Não à toa, muito além da meditação tradicional, abriu-se um leque de alternativas. O esporte é uma delas. Em junho deste ano, a marca japonesa Asics montou uma pista fechada de corrida em Londres para um experimento de mindful running, no qual atletas completaram cinco quilômetros no escuro, sem música. O objetivo era testar o comportamento da mente em um ambiente livre de estímulos, com a corrida como experiência meditativa. Na moda, a grife À La Garçonne, de Alexandre Herchcovitch e Fábio Souza, apostou em algo similar em seu desfile, em março deste ano. Na Biblioteca Mário de Andrade, em São Paulo, modelos atravessaram a passarela ao som das batidas dos sapatos no chão, tecidos em movimento e o burburinho de surpresa da plateia. Sem distrações, a atenção plena ficou na roupa.

Nos Estados Unidos, a febre do silêncio se propaga nos eventos da Sound Off, que oferece festas, aulas de ioga, concertos no meio da floresta, jantares comemorativos e sessões de cinema que, para quem está de fora, parecem estar em volume zero. Neles, os participantes usam fones sem fio o tempo todo, por onde escutam música e orientações diretamente no ouvido, o que elimina desatenções externas, aumenta a conexão com o corpo e a mente e intensifica a imersão.

Embora em outro contexto, a finalidade é a imersão total, almejada também em retiros espirituais que, em alta, atraem até mesmo os não espiritualizados.

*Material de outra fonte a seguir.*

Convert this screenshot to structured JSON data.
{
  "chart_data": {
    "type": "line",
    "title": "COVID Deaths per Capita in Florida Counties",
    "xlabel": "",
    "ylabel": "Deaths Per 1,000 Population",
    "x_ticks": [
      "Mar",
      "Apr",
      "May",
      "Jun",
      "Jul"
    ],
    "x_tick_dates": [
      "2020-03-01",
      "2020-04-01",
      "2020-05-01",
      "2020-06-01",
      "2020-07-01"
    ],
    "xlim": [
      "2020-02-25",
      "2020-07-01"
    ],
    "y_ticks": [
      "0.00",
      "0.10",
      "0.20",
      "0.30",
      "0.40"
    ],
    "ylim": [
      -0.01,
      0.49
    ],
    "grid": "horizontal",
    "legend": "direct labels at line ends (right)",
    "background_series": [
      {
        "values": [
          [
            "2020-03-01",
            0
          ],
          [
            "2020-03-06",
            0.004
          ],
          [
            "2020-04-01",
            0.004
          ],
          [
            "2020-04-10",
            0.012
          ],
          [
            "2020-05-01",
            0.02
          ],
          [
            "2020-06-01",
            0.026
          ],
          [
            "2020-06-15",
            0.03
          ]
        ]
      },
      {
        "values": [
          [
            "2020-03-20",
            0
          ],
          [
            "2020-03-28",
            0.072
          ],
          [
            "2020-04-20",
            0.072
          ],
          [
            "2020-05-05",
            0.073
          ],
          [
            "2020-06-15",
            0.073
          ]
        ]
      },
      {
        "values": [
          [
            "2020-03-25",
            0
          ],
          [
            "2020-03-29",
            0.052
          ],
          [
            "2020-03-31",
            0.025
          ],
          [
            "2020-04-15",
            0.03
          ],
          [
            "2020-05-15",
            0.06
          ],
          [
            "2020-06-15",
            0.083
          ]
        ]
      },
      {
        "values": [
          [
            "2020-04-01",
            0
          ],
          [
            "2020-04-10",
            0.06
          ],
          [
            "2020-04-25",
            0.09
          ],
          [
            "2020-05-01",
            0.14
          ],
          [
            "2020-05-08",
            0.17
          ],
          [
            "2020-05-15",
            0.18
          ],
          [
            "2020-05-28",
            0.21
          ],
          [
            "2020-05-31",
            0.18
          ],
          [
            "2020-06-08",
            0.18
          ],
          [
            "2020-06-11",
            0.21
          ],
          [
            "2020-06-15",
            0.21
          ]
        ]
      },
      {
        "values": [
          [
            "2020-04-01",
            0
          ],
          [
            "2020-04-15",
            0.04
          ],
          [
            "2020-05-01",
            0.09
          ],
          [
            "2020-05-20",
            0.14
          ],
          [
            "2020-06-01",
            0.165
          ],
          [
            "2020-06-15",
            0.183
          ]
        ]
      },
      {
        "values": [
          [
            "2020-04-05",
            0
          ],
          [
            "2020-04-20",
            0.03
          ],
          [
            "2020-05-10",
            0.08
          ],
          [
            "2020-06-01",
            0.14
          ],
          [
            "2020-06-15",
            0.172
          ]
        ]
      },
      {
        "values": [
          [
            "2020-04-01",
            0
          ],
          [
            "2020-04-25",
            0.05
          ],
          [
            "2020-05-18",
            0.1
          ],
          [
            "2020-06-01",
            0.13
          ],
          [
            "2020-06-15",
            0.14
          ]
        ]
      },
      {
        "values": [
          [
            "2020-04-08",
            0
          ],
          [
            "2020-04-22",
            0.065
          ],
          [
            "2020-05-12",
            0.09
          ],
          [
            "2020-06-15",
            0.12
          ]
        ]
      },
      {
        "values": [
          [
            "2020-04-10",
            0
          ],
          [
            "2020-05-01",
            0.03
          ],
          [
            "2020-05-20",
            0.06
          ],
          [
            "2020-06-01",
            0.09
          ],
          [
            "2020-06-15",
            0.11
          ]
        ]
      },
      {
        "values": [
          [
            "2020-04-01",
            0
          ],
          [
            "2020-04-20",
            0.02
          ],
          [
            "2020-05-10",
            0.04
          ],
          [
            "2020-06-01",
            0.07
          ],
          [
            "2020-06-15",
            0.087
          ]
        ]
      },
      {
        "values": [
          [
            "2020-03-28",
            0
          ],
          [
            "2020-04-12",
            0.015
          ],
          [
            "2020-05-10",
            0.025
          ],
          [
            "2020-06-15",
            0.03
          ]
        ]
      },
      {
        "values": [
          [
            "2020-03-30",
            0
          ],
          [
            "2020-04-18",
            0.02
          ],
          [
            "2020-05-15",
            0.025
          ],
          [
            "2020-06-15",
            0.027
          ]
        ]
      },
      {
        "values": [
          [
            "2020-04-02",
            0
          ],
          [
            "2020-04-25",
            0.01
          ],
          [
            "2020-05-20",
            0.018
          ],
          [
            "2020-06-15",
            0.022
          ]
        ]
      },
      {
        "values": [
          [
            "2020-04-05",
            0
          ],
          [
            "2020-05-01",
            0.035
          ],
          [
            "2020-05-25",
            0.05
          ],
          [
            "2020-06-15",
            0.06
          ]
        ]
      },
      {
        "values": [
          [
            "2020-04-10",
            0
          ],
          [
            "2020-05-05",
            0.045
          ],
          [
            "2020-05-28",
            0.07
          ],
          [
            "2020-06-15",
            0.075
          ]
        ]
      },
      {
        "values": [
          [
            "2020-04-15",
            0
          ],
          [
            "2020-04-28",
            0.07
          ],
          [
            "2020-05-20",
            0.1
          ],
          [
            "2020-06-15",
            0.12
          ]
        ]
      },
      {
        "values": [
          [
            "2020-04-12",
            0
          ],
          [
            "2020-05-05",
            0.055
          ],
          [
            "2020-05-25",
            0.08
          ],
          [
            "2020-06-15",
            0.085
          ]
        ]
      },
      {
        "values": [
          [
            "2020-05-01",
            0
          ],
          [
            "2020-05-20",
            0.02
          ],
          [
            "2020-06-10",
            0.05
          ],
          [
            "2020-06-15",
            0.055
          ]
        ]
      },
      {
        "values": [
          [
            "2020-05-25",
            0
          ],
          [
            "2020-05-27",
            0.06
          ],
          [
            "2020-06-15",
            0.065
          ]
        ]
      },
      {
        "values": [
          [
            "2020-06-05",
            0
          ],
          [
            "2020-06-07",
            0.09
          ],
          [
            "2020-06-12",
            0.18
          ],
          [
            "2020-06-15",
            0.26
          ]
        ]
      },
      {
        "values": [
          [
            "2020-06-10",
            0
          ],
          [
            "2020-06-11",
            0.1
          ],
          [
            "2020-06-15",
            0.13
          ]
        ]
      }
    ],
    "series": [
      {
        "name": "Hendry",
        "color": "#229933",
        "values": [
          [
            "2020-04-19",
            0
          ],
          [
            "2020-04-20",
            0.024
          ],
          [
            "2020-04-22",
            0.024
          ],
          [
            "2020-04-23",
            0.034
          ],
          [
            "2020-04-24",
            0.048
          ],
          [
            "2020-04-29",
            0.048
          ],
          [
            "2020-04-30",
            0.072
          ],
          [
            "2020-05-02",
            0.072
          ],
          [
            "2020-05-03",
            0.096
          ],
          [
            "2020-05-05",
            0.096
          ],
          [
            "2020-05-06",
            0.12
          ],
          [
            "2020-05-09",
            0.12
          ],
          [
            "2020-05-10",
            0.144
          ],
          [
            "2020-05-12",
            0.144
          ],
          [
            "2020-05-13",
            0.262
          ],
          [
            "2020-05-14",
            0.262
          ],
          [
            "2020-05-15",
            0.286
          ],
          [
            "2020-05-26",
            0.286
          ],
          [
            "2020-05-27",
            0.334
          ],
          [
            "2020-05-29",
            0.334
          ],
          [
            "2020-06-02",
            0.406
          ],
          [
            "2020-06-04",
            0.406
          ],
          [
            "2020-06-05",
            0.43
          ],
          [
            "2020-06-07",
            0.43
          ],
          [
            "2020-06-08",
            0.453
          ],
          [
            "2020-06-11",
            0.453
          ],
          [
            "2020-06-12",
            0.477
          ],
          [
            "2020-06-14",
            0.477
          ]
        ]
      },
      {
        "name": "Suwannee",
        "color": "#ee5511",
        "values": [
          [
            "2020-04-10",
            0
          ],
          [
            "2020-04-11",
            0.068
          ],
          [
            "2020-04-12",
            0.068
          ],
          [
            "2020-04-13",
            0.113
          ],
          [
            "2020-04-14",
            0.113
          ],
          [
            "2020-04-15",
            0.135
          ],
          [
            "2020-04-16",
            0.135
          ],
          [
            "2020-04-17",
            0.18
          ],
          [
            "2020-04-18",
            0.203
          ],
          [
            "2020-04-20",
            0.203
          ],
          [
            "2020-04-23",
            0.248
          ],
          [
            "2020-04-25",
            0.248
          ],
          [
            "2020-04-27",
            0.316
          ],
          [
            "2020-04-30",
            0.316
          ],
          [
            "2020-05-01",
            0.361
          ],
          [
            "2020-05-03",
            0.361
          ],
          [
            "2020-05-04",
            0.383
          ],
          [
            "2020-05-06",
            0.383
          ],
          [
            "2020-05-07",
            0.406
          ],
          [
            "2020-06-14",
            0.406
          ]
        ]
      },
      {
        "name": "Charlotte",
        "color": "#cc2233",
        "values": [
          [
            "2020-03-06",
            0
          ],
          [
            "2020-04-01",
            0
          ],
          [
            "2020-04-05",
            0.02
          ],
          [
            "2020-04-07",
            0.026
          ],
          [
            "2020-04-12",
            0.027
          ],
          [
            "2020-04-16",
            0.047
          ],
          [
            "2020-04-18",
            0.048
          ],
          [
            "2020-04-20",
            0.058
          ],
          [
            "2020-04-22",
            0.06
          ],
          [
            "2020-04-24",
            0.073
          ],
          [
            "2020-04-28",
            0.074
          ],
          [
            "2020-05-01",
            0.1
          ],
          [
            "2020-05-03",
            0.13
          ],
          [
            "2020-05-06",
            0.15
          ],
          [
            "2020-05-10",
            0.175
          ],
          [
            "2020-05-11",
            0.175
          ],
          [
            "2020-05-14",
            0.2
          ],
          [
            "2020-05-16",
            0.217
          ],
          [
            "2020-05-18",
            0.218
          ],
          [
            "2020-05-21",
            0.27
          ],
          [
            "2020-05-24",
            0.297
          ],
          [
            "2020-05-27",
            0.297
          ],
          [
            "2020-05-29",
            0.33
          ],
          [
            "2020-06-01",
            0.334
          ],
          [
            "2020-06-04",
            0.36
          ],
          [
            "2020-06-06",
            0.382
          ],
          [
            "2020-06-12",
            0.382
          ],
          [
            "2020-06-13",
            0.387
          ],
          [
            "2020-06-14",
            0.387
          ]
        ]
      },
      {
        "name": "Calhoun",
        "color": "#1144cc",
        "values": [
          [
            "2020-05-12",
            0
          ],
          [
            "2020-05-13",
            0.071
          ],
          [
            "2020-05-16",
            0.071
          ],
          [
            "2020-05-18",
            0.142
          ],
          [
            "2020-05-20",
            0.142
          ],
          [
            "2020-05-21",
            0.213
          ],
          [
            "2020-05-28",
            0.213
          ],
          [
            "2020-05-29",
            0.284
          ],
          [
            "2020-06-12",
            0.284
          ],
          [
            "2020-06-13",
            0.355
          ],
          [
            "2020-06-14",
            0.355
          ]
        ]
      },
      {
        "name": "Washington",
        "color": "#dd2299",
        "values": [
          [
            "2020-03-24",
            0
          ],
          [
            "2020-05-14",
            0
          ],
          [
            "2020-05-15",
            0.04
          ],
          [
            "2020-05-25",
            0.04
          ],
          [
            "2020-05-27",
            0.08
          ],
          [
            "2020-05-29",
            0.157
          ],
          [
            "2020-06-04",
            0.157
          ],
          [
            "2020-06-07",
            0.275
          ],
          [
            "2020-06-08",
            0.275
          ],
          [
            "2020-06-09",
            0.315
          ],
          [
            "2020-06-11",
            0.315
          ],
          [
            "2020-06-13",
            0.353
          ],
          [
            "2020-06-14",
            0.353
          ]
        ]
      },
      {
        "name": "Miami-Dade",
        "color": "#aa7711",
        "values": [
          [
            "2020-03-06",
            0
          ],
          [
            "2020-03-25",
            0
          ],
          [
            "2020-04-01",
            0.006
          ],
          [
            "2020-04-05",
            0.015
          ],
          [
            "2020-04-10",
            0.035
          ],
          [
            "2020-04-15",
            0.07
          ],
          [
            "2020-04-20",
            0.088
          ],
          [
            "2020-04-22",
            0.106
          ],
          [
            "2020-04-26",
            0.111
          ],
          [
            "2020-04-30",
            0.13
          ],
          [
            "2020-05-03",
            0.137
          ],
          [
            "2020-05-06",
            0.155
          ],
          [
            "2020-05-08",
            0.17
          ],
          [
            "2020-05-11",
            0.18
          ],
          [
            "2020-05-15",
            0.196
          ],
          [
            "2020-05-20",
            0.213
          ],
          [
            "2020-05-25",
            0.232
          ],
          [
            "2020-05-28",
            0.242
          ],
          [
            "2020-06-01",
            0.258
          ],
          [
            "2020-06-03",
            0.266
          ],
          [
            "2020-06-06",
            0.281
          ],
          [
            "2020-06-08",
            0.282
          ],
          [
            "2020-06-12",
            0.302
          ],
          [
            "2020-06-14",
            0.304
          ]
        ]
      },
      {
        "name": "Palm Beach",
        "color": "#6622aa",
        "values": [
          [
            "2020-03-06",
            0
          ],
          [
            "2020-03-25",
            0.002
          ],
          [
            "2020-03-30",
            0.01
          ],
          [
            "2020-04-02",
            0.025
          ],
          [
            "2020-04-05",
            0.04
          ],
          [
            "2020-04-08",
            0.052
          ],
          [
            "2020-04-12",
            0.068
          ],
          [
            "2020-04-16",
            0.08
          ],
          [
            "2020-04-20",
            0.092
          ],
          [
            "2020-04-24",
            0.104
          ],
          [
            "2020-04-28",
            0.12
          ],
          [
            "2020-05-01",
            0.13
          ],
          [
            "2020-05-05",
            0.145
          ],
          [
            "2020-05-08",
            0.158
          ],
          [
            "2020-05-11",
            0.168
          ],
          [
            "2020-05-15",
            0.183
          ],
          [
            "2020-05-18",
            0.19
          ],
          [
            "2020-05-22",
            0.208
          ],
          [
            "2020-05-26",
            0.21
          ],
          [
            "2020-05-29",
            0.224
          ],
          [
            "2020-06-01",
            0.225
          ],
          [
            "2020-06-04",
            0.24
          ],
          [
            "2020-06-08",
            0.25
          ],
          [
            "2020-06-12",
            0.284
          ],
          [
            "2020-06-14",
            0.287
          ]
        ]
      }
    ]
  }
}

A Fundação Arte de Viver, ONG presente em vários países e que se dedica a propagar práticas de combate ao estresse, realiza mensalmente retiros de silêncio em várias capitais brasileiras. Normalmente com duração de quatro dias, ali ficam banidas não só as conversas (mesmo que por gestos), mas também música e leitura. Meditação e serviços comunitários preenchem o tempo. “Estamos acostumados a falar e pensar demais no dia a dia e isso nos distrai de nós mesmos. A ideia de se retirar da rotina é ficar sozinha com sua mente e reconectar-se consigo”, esclarece Cristina Armelin, instrutora de meditação e respiração da instituição.

Há ainda alternativas mais radicais para quem quer, literalmente, se isolar do mundo exterior e relaxar profundamente. É o caso dos tanques de flutuação, inventados por volta dos anos 50 e bastante popularizados nos 70 nos Estados Unidos. Parecidos com uma cápsula ou banheira com tampa, isolam o som e a luz enquanto o corpo boia sem esforço graças ao sal especial adicionado à água morna. Assim, livre de estímulos e da ação da gravidade, ouve-se apenas a respiração e o batimento cardíaco, fazendo com que os usuários entrem em uma frequência de ondas cerebrais semelhante à do estado meditativo. Hoje, existem milhares de centros também na Europa e na Austrália; no Brasil ainda são poucos locais – como o Flutuar Float Center, no bairro de Pinheiros, em São Paulo.

Por qualquer que seja o caminho, a sugestão é desacelerar. “Quando a mente trabalha no automático, você perde a capacidade de viver o que está acontecendo e de escolher como agir em cada situação. O mais comum é reagir por impulso”, diz o irlandês Stephen Little, diretor do Centro de Vivência em Atenção Plena, em São Paulo. Para ele, pausas silenciadas ao longo do dia podem ter efeitos parecidos como de pegar uma estrada de terra sem conhecer o destino final, depois de horas dirigindo em uma rodovia asfaltada: instiga o olhar para o novo. Ouviu?